For the full story of the Maya decipherment, we encourage you to read Michael D. Coe’s Breaking the Maya Code, published by Thames and Hudson (available from the publisher, our online store and bookstores everywhere). It’s lucid, fun, and thrilling, a great scientific detective story full of vivid personalities.  Read it and you’ll understand why we thought it would make a great movie!
For further exploration, here are some excellent online resources:

www.famsi.org has great online libraries of original materials.  Look under Resources / Drawings for Linda Schele and John Montgomery’s drawings of Maya inscriptions.  Under Resources / Kerr you’ll find Justin Kerr’s vast database of rollout photographs of royal painted Maya vases, a fabulous trove of great art and the largest single body of known Maya inscriptions.  Under Writing / Maya / Codices / Graz you will find complete facsimiles of three of the four known Maya books - the Dresden, Madrid and Paris Codices.  And that’s just scratching the surface; the site is packed with research reports, maps, bibliographies, dictionaries and other resources on the Maya and other Mesoamerican cultures.

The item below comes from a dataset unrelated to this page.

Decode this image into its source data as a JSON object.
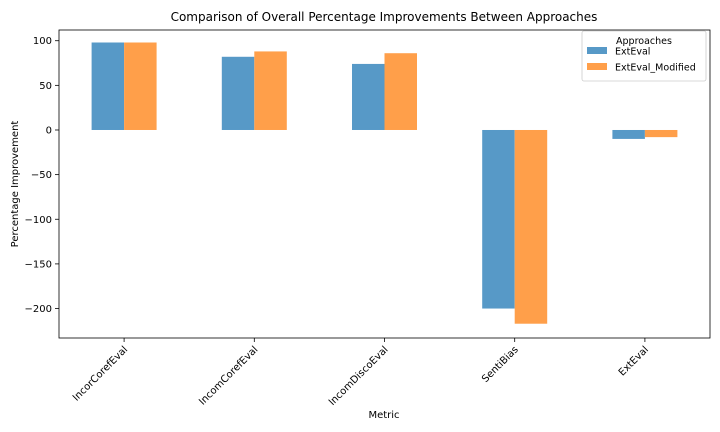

www.mesoweb.com has more excellent resources, especially related to the work of Merle Greene Robertson and her Precolumbian Art Research Institute (PARI). Under Resources / Palenque is a great deal of info on the history of the site and on PARI’s recent excavations, including the 1999 excavation of a limestone panel and carved stone bench in Temple XIX, as shown in the film Breaking the Maya Code.   Under Resources / Rubbings of Maya Sculpture you’ll find the story of Merle’s heroic struggle to record and preserve Maya reliefs and inscriptions.

www.pbs.org/wgbh/nova/mayacode is the web site of “Cracking the Maya Code”, the NOVA program adapted from Breaking the Maya Code. Its features include a time line of the decipherment and a detailed step-by-step walk through the text of Piedras Negras Stela 3.